This paper addresses the problem of inverse reinforcement learning when the agent can change it's objective during the recording of trajectories. This results in a transition between several reward functions that explain only locally the trajectory of the observed agent. Transition probabilities between reward functions are unknown. The author propose a cascade of an EM and Viterbi algorithms to discover the reward functions and the segments on which they are valid.
Their algorithm consists in maximizing the log-likelihood of the expert's demonstrated trajectories depending on some parameters which are the original distributions of states and rewards, the local rewards and the transition function between rewards. To do so, they use the expectation-maximisation (EM) method. Then, via the Viterbi algorithm, they are able to partition the trajectories into segments with local consistent rewards.
Strengths of the paper:
1. The authors leverage existing and classical methods from the machine learning and optimization fields such as EM, Viterbi, Value iteration and gradient ascent in order to build their algorithm. This will allow the community to easily reproduce their results. 2. The experiments are conducted on synthetic and real-world data. They compare their method to MLIRL which does not use locally consistent rewards and which is the canonical choice to compare to as their algorithm is a generalization of MLIRL. The results presented show the superiority of their method over MLIRL. 3. The idea presented by the authors is original as far as I know.
Weaknesses of the paper:
1. The paper is very dense ( the figures are incorporated in the text) which makes the reading difficult.
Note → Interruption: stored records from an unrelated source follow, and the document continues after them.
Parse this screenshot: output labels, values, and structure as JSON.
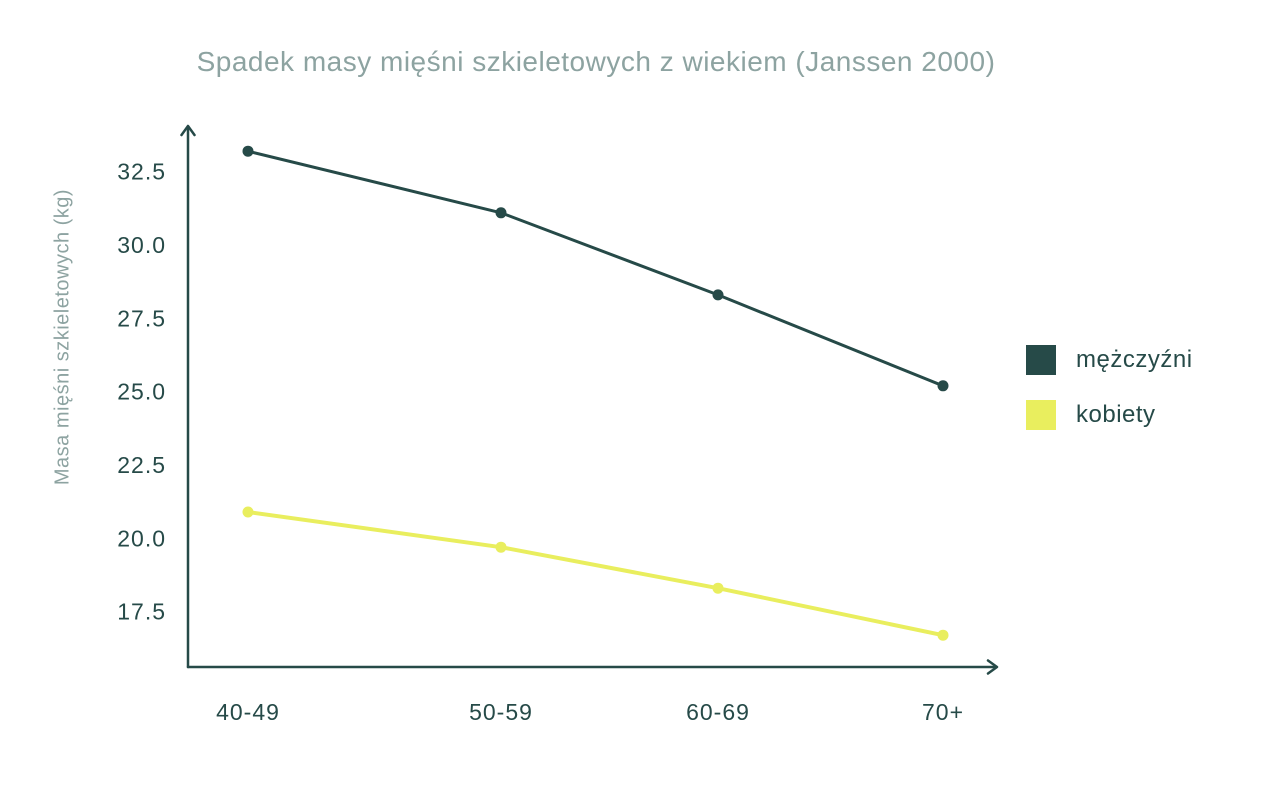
{
  "page": {
    "background": "#ffffff"
  },
  "chart_data": {
    "type": "line",
    "title": "Spadek masy mięśni szkieletowych z wiekiem (Janssen 2000)",
    "xlabel": "",
    "ylabel": "Masa mięśni szkieletowych (kg)",
    "categories": [
      "40-49",
      "50-59",
      "60-69",
      "70+"
    ],
    "series": [
      {
        "name": "mężczyźni",
        "color": "#264a48",
        "values": [
          33.2,
          31.1,
          28.3,
          25.2
        ]
      },
      {
        "name": "kobiety",
        "color": "#e9ee5e",
        "values": [
          20.9,
          19.7,
          18.3,
          16.7
        ]
      }
    ],
    "yticks": [
      {
        "label": "32.5",
        "value": 32.5
      },
      {
        "label": "30.0",
        "value": 30.0
      },
      {
        "label": "27.5",
        "value": 27.5
      },
      {
        "label": "25.0",
        "value": 25.0
      },
      {
        "label": "22.5",
        "value": 22.5
      },
      {
        "label": "20.0",
        "value": 20.0
      },
      {
        "label": "17.5",
        "value": 17.5
      }
    ],
    "ylim": [
      15.6,
      34.1
    ],
    "grid": false,
    "legend_position": "right",
    "title_color": "#8da3a1",
    "axis_color": "#264a48"
  }
}
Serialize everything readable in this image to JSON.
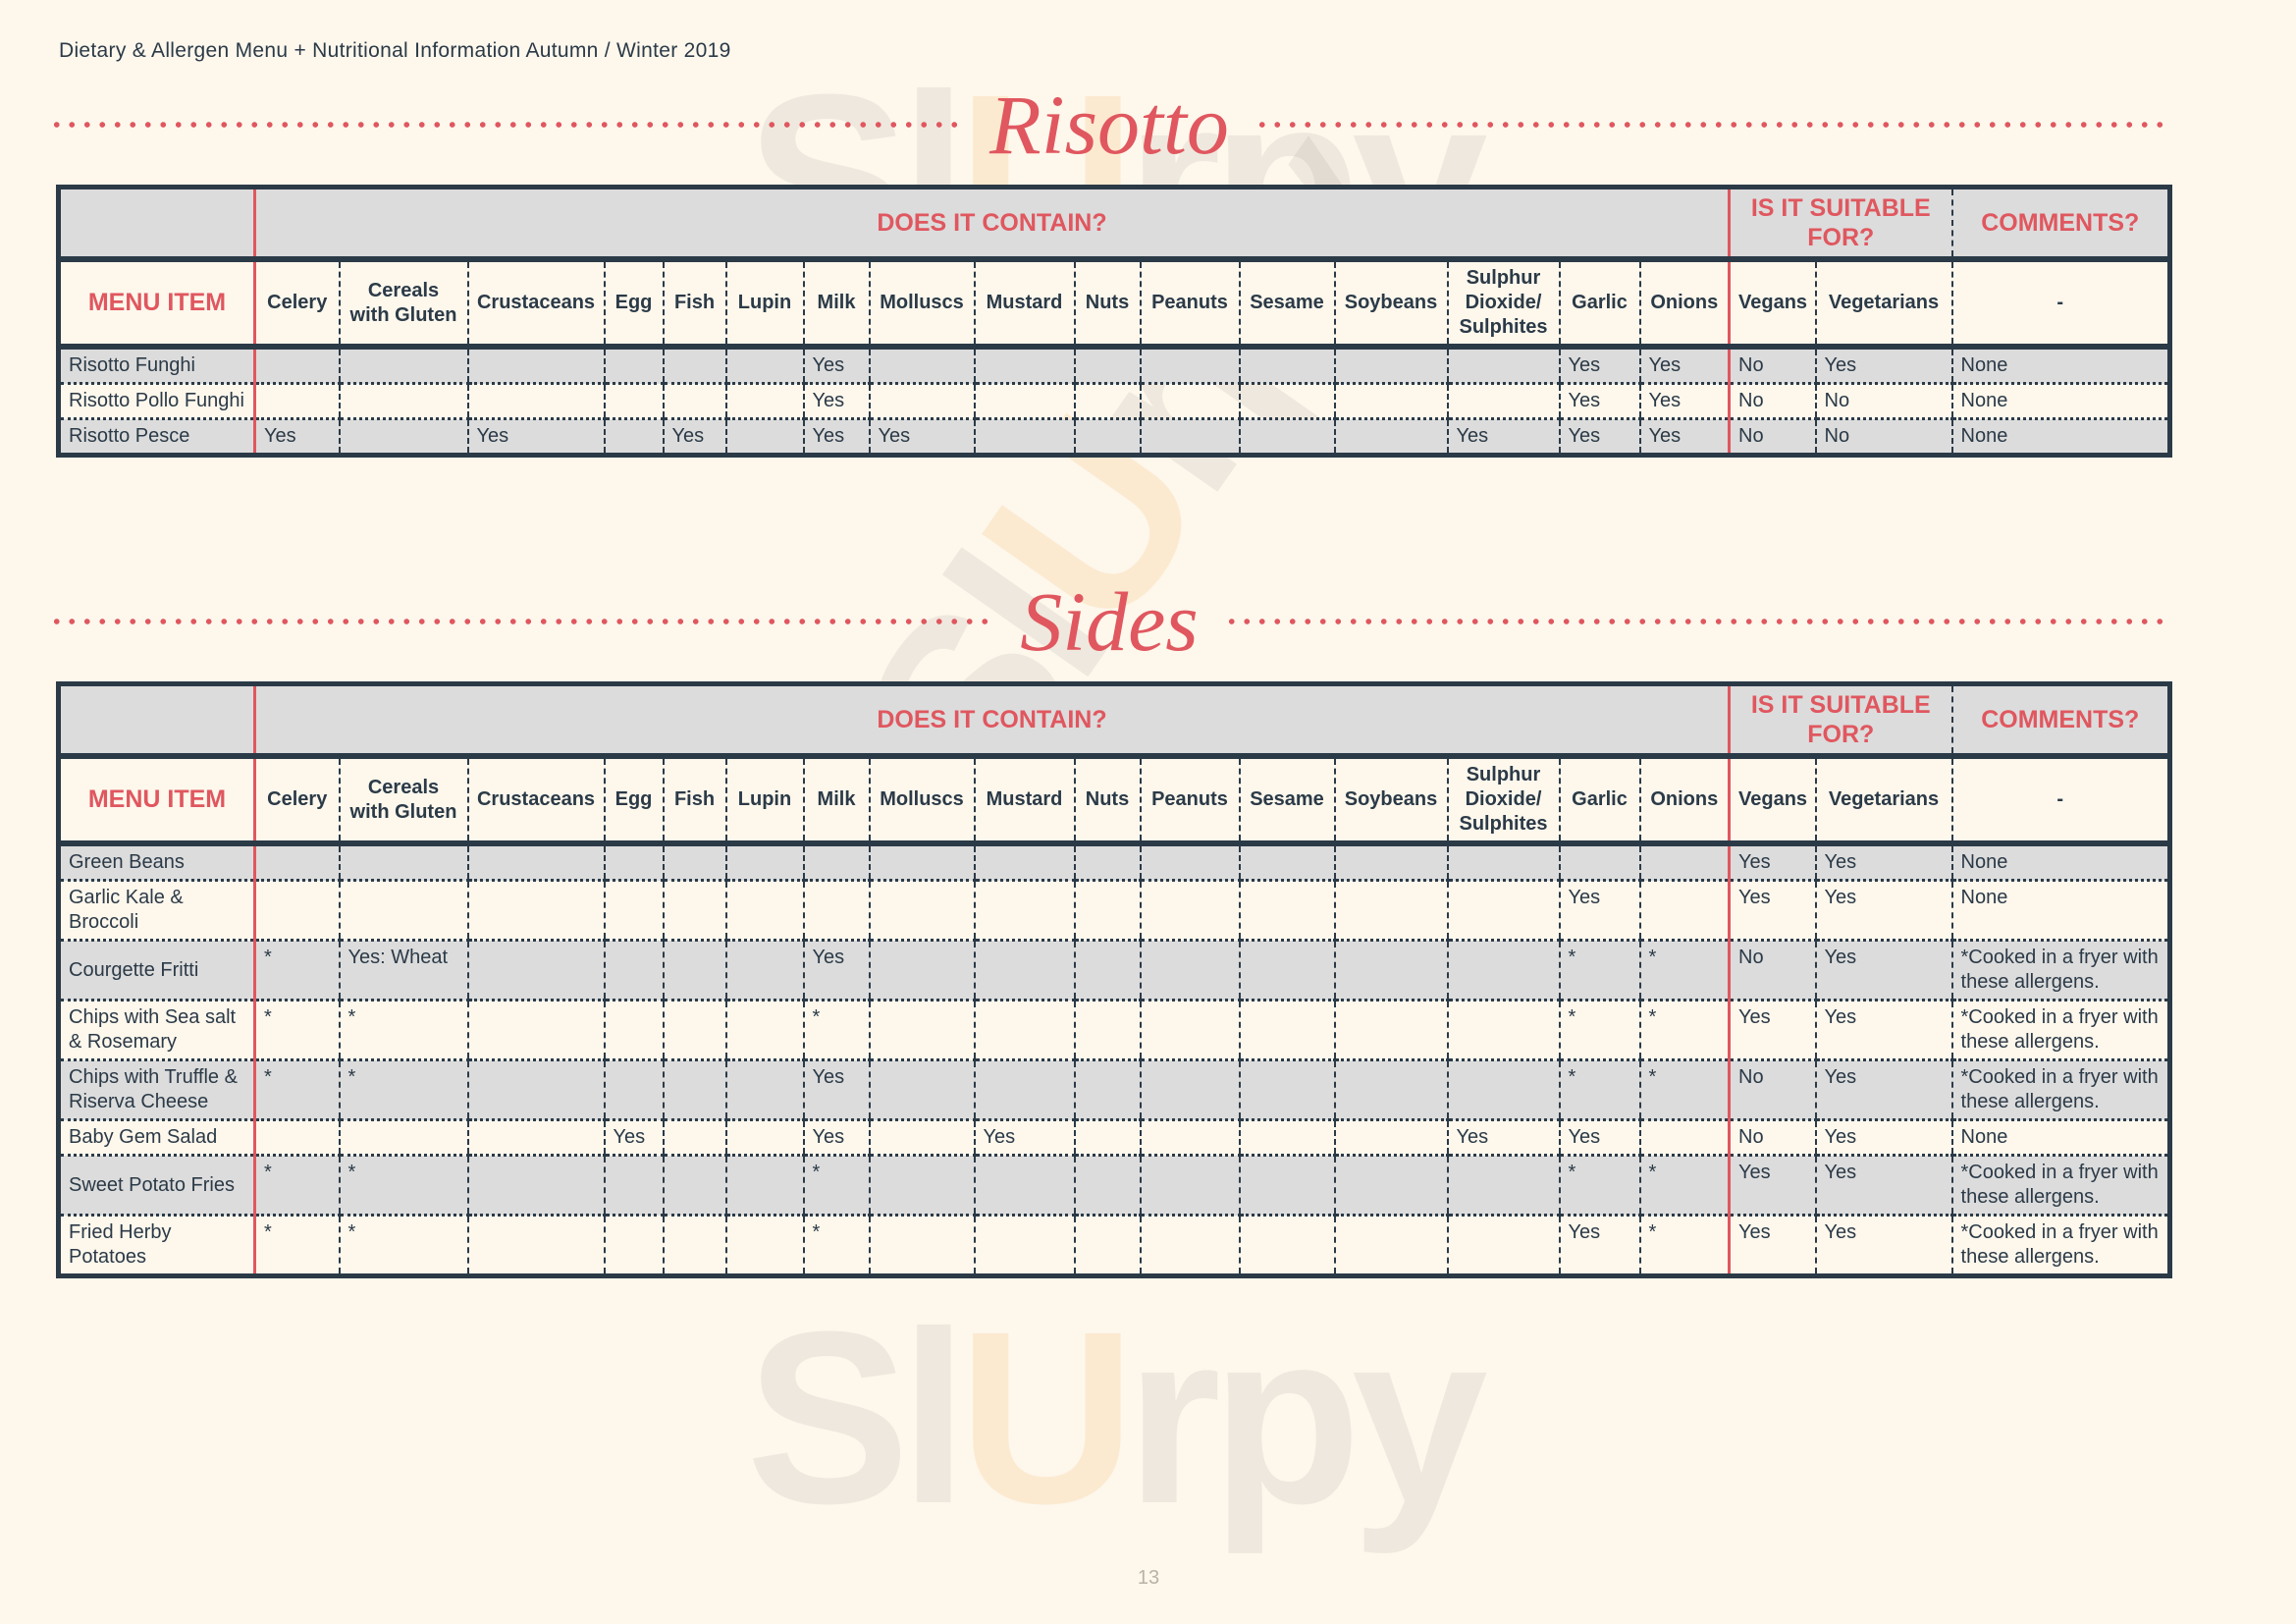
{
  "header": {
    "title": "Dietary & Allergen Menu + Nutritional Information Autumn / Winter 2019"
  },
  "watermark": "Slurpy",
  "colors": {
    "accent": "#e0575f",
    "dark": "#2b3a47",
    "shade": "#dcdcdc",
    "background": "#fdf7ec"
  },
  "columns": {
    "menu_item": "MENU ITEM",
    "group_contains": "DOES IT CONTAIN?",
    "group_suitable": "IS IT SUITABLE FOR?",
    "group_comments": "COMMENTS?",
    "comments_sub": "-",
    "allergens": [
      "Celery",
      "Cereals with Gluten",
      "Crustaceans",
      "Egg",
      "Fish",
      "Lupin",
      "Milk",
      "Molluscs",
      "Mustard",
      "Nuts",
      "Peanuts",
      "Sesame",
      "Soybeans",
      "Sulphur Dioxide/ Sulphites",
      "Garlic",
      "Onions"
    ],
    "suitable": [
      "Vegans",
      "Vegetarians"
    ]
  },
  "risotto": {
    "title": "Risotto",
    "rows": [
      {
        "name": "Risotto Funghi",
        "values": [
          "",
          "",
          "",
          "",
          "",
          "",
          "Yes",
          "",
          "",
          "",
          "",
          "",
          "",
          "",
          "Yes",
          "Yes"
        ],
        "vegans": "No",
        "vegetarians": "Yes",
        "comment": "None"
      },
      {
        "name": "Risotto Pollo Funghi",
        "values": [
          "",
          "",
          "",
          "",
          "",
          "",
          "Yes",
          "",
          "",
          "",
          "",
          "",
          "",
          "",
          "Yes",
          "Yes"
        ],
        "vegans": "No",
        "vegetarians": "No",
        "comment": "None"
      },
      {
        "name": "Risotto Pesce",
        "values": [
          "Yes",
          "",
          "Yes",
          "",
          "Yes",
          "",
          "Yes",
          "Yes",
          "",
          "",
          "",
          "",
          "",
          "Yes",
          "Yes",
          "Yes"
        ],
        "vegans": "No",
        "vegetarians": "No",
        "comment": "None"
      }
    ]
  },
  "sides": {
    "title": "Sides",
    "rows": [
      {
        "name": "Green Beans",
        "values": [
          "",
          "",
          "",
          "",
          "",
          "",
          "",
          "",
          "",
          "",
          "",
          "",
          "",
          "",
          "",
          ""
        ],
        "vegans": "Yes",
        "vegetarians": "Yes",
        "comment": "None"
      },
      {
        "name": "Garlic Kale & Broccoli",
        "values": [
          "",
          "",
          "",
          "",
          "",
          "",
          "",
          "",
          "",
          "",
          "",
          "",
          "",
          "",
          "Yes",
          ""
        ],
        "vegans": "Yes",
        "vegetarians": "Yes",
        "comment": "None"
      },
      {
        "name": "Courgette Fritti",
        "values": [
          "*",
          "Yes: Wheat",
          "",
          "",
          "",
          "",
          "Yes",
          "",
          "",
          "",
          "",
          "",
          "",
          "",
          "*",
          "*"
        ],
        "vegans": "No",
        "vegetarians": "Yes",
        "comment": "*Cooked in a fryer with these allergens."
      },
      {
        "name": "Chips with Sea salt & Rosemary",
        "values": [
          "*",
          "*",
          "",
          "",
          "",
          "",
          "*",
          "",
          "",
          "",
          "",
          "",
          "",
          "",
          "*",
          "*"
        ],
        "vegans": "Yes",
        "vegetarians": "Yes",
        "comment": "*Cooked in a fryer with these allergens."
      },
      {
        "name": "Chips with Truffle & Riserva Cheese",
        "values": [
          "*",
          "*",
          "",
          "",
          "",
          "",
          "Yes",
          "",
          "",
          "",
          "",
          "",
          "",
          "",
          "*",
          "*"
        ],
        "vegans": "No",
        "vegetarians": "Yes",
        "comment": "*Cooked in a fryer with these allergens."
      },
      {
        "name": "Baby Gem Salad",
        "values": [
          "",
          "",
          "",
          "Yes",
          "",
          "",
          "Yes",
          "",
          "Yes",
          "",
          "",
          "",
          "",
          "Yes",
          "Yes",
          ""
        ],
        "vegans": "No",
        "vegetarians": "Yes",
        "comment": "None"
      },
      {
        "name": "Sweet Potato Fries",
        "values": [
          "*",
          "*",
          "",
          "",
          "",
          "",
          "*",
          "",
          "",
          "",
          "",
          "",
          "",
          "",
          "*",
          "*"
        ],
        "vegans": "Yes",
        "vegetarians": "Yes",
        "comment": "*Cooked in a fryer with these allergens."
      },
      {
        "name": "Fried Herby Potatoes",
        "values": [
          "*",
          "*",
          "",
          "",
          "",
          "",
          "*",
          "",
          "",
          "",
          "",
          "",
          "",
          "",
          "Yes",
          "*"
        ],
        "vegans": "Yes",
        "vegetarians": "Yes",
        "comment": "*Cooked in a fryer with these allergens."
      }
    ]
  },
  "footer": {
    "page_number": "13"
  }
}
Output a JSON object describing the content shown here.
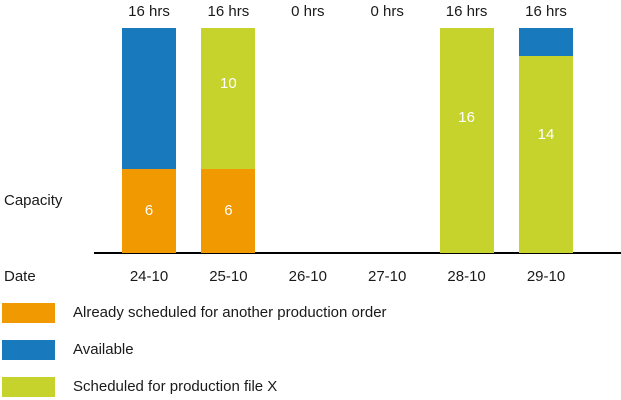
{
  "figure": {
    "y_axis_label": "Capacity",
    "x_axis_label": "Date"
  },
  "chart_data": {
    "type": "bar",
    "stacked": true,
    "title": "",
    "xlabel": "Date",
    "ylabel": "Capacity",
    "unit": "hrs",
    "ylim": [
      0,
      16
    ],
    "grid": false,
    "legend_position": "bottom-left",
    "categories": [
      "24-10",
      "25-10",
      "26-10",
      "27-10",
      "28-10",
      "29-10"
    ],
    "column_totals": [
      "16 hrs",
      "16 hrs",
      "0 hrs",
      "0 hrs",
      "16 hrs",
      "16 hrs"
    ],
    "series": [
      {
        "key": "already-scheduled",
        "name": "Already scheduled for another production order",
        "color": "#F09900",
        "values": [
          6,
          6,
          0,
          0,
          0,
          0
        ],
        "value_labels": [
          "6",
          "6",
          "",
          "",
          "",
          ""
        ]
      },
      {
        "key": "scheduled-file-x",
        "name": "Scheduled for production file X",
        "color": "#C5D32C",
        "values": [
          0,
          10,
          0,
          0,
          16,
          14
        ],
        "value_labels": [
          "",
          "10",
          "",
          "",
          "16",
          "14"
        ]
      },
      {
        "key": "available",
        "name": "Available",
        "color": "#1879BD",
        "values": [
          10,
          0,
          0,
          0,
          0,
          2
        ],
        "value_labels": [
          "",
          "",
          "",
          "",
          "",
          ""
        ]
      }
    ]
  },
  "legend": {
    "items": [
      {
        "key": "already-scheduled",
        "label": "Already scheduled for another production order",
        "color": "#F09900"
      },
      {
        "key": "available",
        "label": "Available",
        "color": "#1879BD"
      },
      {
        "key": "scheduled-file-x",
        "label": "Scheduled for production file X",
        "color": "#C5D32C"
      }
    ]
  }
}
2. The algorithm proposed needs the knowledge of the dynamics and the number of rewards. The authors, as future works, plan to extend their algorithm to unknown number of rewards, however they do not mention to get rid off the knowledge of the dynamics. Could the authors comment on that as some IRL algorithms do not need a perfect knowledge of the dynamics?
3. The method needs to solve iteratively MDPs when learning the reward functions. For each theta in the gradient ascent a MDP needs to be solved. Is this prohibitive for huge MDPs? Is there a way to avoid that step? The action-value function Q is defined via a softmax operator in order to have a derivable policy, does it allow to solve more efficiently the MDP?
4. The authors are using gradient ascent in the EM method, could they comment on the concavity of their criteria?
5. In the experiments (gridworlds), the number of features for the states is very small and thus it is understandable that a reward which is linear on the features will perform badly. Do the authors consider comparing their method to an IRL method where the number of features defining the states is greater? This is the main problem that I have with the experiments, the features used are not expressive enough to consider using a classical IRL method and this can explain why MLIRL performs badly and that its performance does not improve when the number of expert trajectories grows.
6. The performance is measured by the average log-likelihood of the expert's demonstrated trajectories which is the criterion maximized by the algorithm. I think that a more pertinent measure would be the value function of the policy produced by the optimization of the reward obtained by the algorithm. Could the authors comment on that and explain why their performance metric is more appropriate?